Wir sind doch bereits dabei aus dem “Westen” auszusteigen in einen Autokrantisch/totalitären Staat. Die Deutschen scheinen das zu mögen. Linksgrün und den gleichgeschalteten Medien sei Dank. Aber immerhin gibt es Demos und Eier gegen Baerbock und Co., wenn auch nicht genug. Die Masse der Deutschen wälzt sich immer noch in den suizidalen Gedankenkonstrukten, welche ihnen täglich per Radio und TV eingepflanzt werden.

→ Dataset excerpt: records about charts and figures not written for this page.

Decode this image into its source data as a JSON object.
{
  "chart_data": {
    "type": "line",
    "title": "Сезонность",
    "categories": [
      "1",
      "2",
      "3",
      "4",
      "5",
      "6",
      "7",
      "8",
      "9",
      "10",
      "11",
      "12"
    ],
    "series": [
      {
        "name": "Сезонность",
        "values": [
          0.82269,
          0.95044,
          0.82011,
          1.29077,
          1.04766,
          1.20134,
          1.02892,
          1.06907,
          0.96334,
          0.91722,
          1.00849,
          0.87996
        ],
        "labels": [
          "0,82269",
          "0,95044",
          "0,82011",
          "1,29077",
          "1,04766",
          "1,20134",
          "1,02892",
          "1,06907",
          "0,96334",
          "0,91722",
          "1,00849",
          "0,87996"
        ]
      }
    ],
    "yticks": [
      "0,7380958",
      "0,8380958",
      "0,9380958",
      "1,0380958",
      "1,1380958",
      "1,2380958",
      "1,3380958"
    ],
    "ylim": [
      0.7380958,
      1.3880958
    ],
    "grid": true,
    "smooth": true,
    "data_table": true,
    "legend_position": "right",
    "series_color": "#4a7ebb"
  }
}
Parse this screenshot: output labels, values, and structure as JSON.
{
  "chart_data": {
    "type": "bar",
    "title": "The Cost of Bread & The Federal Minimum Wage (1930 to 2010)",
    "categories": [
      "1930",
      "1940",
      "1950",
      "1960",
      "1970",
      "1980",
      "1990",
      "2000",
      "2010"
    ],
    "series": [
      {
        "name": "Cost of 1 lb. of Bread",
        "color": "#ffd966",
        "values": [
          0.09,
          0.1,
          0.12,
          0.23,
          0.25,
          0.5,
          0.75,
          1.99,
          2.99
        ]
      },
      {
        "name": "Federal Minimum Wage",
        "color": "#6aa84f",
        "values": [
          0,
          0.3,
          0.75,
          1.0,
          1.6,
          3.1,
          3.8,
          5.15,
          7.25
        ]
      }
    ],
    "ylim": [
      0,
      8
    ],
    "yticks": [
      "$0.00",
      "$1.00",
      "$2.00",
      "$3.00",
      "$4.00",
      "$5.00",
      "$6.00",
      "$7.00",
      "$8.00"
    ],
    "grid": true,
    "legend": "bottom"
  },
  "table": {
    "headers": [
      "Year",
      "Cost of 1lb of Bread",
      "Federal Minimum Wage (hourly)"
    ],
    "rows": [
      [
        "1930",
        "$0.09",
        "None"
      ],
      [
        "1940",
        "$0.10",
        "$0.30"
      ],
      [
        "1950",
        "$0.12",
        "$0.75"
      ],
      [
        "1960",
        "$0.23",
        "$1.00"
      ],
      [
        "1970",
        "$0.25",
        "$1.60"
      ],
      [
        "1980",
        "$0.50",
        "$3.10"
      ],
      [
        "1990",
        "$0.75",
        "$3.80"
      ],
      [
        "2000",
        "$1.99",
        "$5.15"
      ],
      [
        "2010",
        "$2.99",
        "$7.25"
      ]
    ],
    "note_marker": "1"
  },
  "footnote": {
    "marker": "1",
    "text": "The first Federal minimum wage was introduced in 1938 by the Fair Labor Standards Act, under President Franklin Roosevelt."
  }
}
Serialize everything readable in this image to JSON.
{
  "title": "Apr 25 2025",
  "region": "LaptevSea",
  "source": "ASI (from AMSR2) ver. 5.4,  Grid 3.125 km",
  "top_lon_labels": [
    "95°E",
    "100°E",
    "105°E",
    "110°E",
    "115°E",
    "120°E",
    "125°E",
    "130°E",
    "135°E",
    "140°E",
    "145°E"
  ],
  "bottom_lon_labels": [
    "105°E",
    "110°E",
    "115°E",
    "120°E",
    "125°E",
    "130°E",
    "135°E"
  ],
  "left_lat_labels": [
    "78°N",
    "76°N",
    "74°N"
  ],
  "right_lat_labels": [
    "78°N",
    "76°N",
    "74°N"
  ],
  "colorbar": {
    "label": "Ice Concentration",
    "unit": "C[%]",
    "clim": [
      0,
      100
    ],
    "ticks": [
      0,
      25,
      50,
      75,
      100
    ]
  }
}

Andreas Rochow / 09.05.2022

Die bloßen BIP-Zahlen eines sich ausufernd bürokratisierenden Staates, der bei der Hühe von Steuern und Abgaben in der ersten Reihe der Welt rangiert und die Kontrolle über seine Währung abgegeben hat, sind für internationale Vergleiche nicht mehr geeignet! Der “Sozialstaat” ist der Anfang vom Ende der FDGO, denn er beruht auf weitgehender Enteignung der Arbeitsentgelte UND mittlerweile auch der Sparguthaben. Diese Umverteilungsbürokratie ist ein nicht zu leugnendes ein Dekadenzzeichen!

STeve Acker / 09.05.2022

“Wir sind von Propaganda nicht so unabhängig, wie wir gern wären. “ insbesondere sind wir überhaupt nicht unabhängig von westlicher Propaganda und Desinformation durch Staats- und Mainstreammedien. Das wird schon seit einigen Jahren immer schlimmer. In der Corona-Zeit hat das rasant zugenommen.

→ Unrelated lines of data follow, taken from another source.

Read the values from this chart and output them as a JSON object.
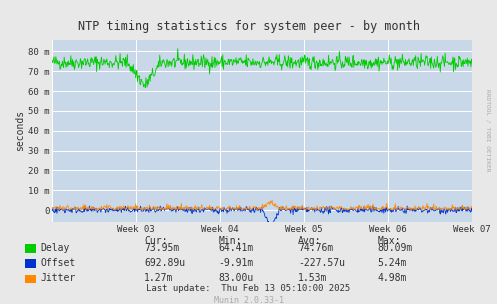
{
  "title": "NTP timing statistics for system peer - by month",
  "ylabel": "seconds",
  "background_color": "#e8e8e8",
  "plot_bg_color": "#c8d8e8",
  "grid_color": "#ffffff",
  "y_tick_labels": [
    "80 m",
    "70 m",
    "60 m",
    "50 m",
    "40 m",
    "30 m",
    "20 m",
    "10 m",
    "0"
  ],
  "y_tick_values": [
    0.08,
    0.07,
    0.06,
    0.05,
    0.04,
    0.03,
    0.02,
    0.01,
    0.0
  ],
  "ylim": [
    -0.006,
    0.086
  ],
  "delay_color": "#00cc00",
  "offset_color": "#0033cc",
  "jitter_color": "#ff8800",
  "legend_labels": [
    "Delay",
    "Offset",
    "Jitter"
  ],
  "stats_header": [
    "Cur:",
    "Min:",
    "Avg:",
    "Max:"
  ],
  "stats_delay": [
    "73.95m",
    "64.41m",
    "74.76m",
    "80.09m"
  ],
  "stats_offset": [
    "692.89u",
    "-9.91m",
    "-227.57u",
    "5.24m"
  ],
  "stats_jitter": [
    "1.27m",
    "83.00u",
    "1.53m",
    "4.98m"
  ],
  "last_update": "Last update:  Thu Feb 13 05:10:00 2025",
  "munin_label": "Munin 2.0.33-1",
  "rrdtool_label": "RRDTOOL / TOBI OETIKER"
}
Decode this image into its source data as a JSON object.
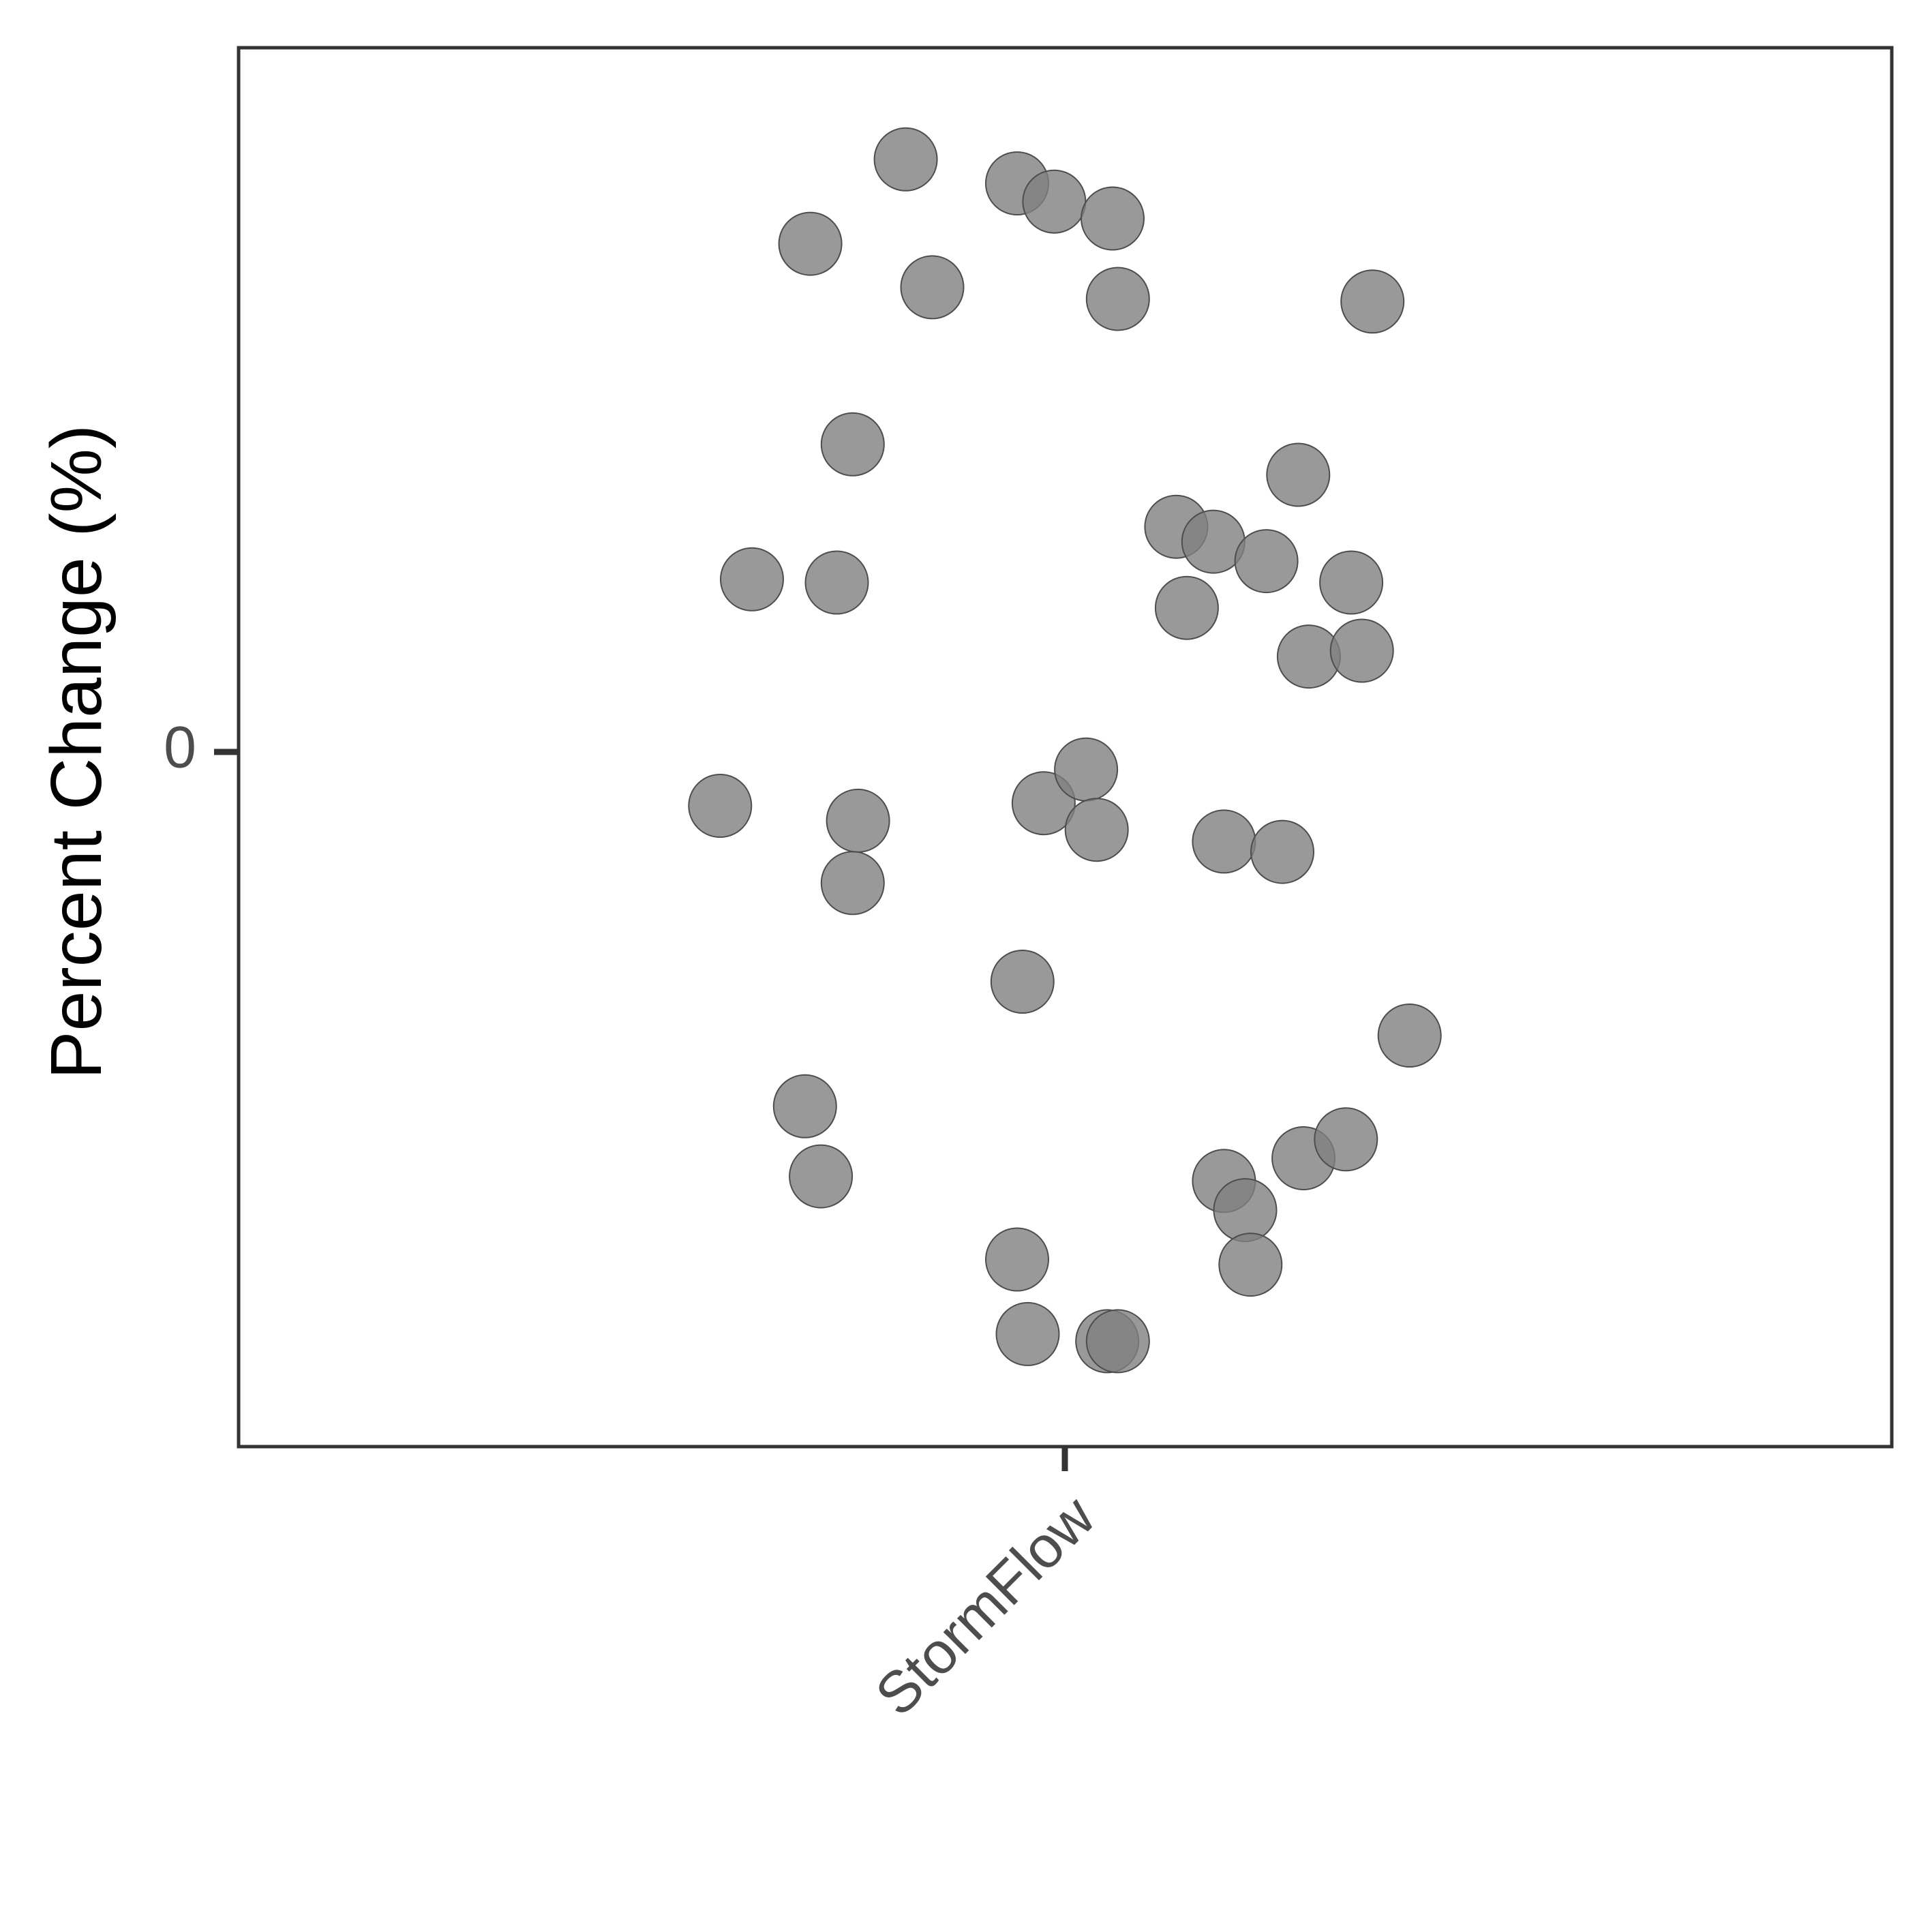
{
  "chart_data": {
    "type": "scatter",
    "title": "",
    "xlabel": "",
    "ylabel": "Percent Change (%)",
    "categories": [
      "StormFlow"
    ],
    "y_ticks": [
      {
        "value": 0,
        "label": "0"
      }
    ],
    "ylim": [
      -100,
      100
    ],
    "grid": false,
    "legend": "none",
    "point_color": "#7f7f7f",
    "point_stroke": "#4d4d4d",
    "series": [
      {
        "category": "StormFlow",
        "points": [
          {
            "x": -0.3,
            "y": 91.3
          },
          {
            "x": -0.48,
            "y": 78.3
          },
          {
            "x": -0.25,
            "y": 71.6
          },
          {
            "x": -0.09,
            "y": 87.6
          },
          {
            "x": -0.02,
            "y": 84.8
          },
          {
            "x": 0.09,
            "y": 82.2
          },
          {
            "x": 0.1,
            "y": 69.8
          },
          {
            "x": 0.58,
            "y": 69.4
          },
          {
            "x": -0.4,
            "y": 47.4
          },
          {
            "x": -0.59,
            "y": 26.6
          },
          {
            "x": -0.43,
            "y": 26.1
          },
          {
            "x": 0.21,
            "y": 34.7
          },
          {
            "x": 0.28,
            "y": 32.4
          },
          {
            "x": 0.38,
            "y": 29.4
          },
          {
            "x": 0.44,
            "y": 42.7
          },
          {
            "x": 0.54,
            "y": 26.1
          },
          {
            "x": 0.23,
            "y": 22.2
          },
          {
            "x": 0.46,
            "y": 14.7
          },
          {
            "x": 0.56,
            "y": 15.6
          },
          {
            "x": -0.65,
            "y": -8.3
          },
          {
            "x": -0.39,
            "y": -10.6
          },
          {
            "x": -0.4,
            "y": -20.2
          },
          {
            "x": -0.04,
            "y": -7.9
          },
          {
            "x": 0.04,
            "y": -2.7
          },
          {
            "x": 0.06,
            "y": -12.0
          },
          {
            "x": 0.3,
            "y": -13.8
          },
          {
            "x": 0.41,
            "y": -15.4
          },
          {
            "x": -0.08,
            "y": -35.4
          },
          {
            "x": 0.65,
            "y": -43.7
          },
          {
            "x": -0.49,
            "y": -54.6
          },
          {
            "x": -0.46,
            "y": -65.4
          },
          {
            "x": 0.3,
            "y": -66.1
          },
          {
            "x": 0.34,
            "y": -70.6
          },
          {
            "x": 0.35,
            "y": -79.0
          },
          {
            "x": 0.45,
            "y": -62.6
          },
          {
            "x": 0.53,
            "y": -59.7
          },
          {
            "x": -0.09,
            "y": -78.2
          },
          {
            "x": -0.07,
            "y": -89.7
          },
          {
            "x": 0.08,
            "y": -90.8
          },
          {
            "x": 0.1,
            "y": -90.8
          }
        ]
      }
    ]
  }
}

Andreas Rochow / 09.05.2022

Die Agenda der grenzenlosen multikulturellen linksglobalistischen UN-angeührten Gesellschaften ohne eigene Nationalkultur, eigene Sprache, eigenes biologisches Geschlecht und ohne Eigentum (Kevin Kühnert) IST dekadent! Wir sollten auch die Demographie als essenzielles Kennzeichen betrachten und schauen, wie eine demokratiefeindliche Illiberalität aufwächst, die uns die passende Meinung, Sprache und Denken mit teuren Staatsmedien vorschreibt. Dass Putin es diesbezüglich noch wesentlich ärger treibt, will auf mich einfach nicht tröstlich wirken. Zum Wohlstand - Stichwort BIP - gehört auch der militärische Schutz der geschaffenen materiellen und immateriellen Güter, der Grenzen und unser aller Leben vor potentiellen Angreifern! Wer angesichts der geopolitischen Realität an dieser Stelle abbaut und spart, ist ein gefährlicher Realitätsverweigerer. Außer seiner destruktiven Ideologie hat er keine rechtfertigenden Gründe für seine Agenda. Manche nennen das zu Recht dekadent.

Marco Schulz / 09.05.2022

Beim Artikel mit dem feigen Hasen konnte man noch glauben, es geht hier allgemein um Haltung, vielleicht noch um C., dieser hier sollte dem Letzten klar machen, was die Linie hier ist. Was da alles geschrieben wird, in Artikeln und Kommentaren, ohne zu erkennen, egal wie sich die Dinge entwickeln, der Mensch verliert! Jeder einzelne, auf allen Ebenen. Ich will mich nicht zwischen Pest und Cholera entscheiden, und ich muss es auch nicht. Wieder wird ein unlösbares Problem geschaffen, wird inszeniert und präsentiert. Und die Meisten begeben sich zu gerne in den Frame. Fabulieren wie nach dem Fußball über Moral, Stärken, Schwächen, Versagen, Politik, Szenarien. Wenden Energie auf, sind gar zum Kriege bereit. Wie bei Don Quijote. Wenn man auch nur ein wenig zurück tritt, sieht man wie das Geschehen zur Agenda passt. Energiewende, Geldentwertung, Digitalisierung, was so ein kleiner Flugkörper alles kann! Was glaubt ihr, die Russen haben auch ihre Spielzeuge, seit langem. Da ist kein “starres Reich des Ostens”.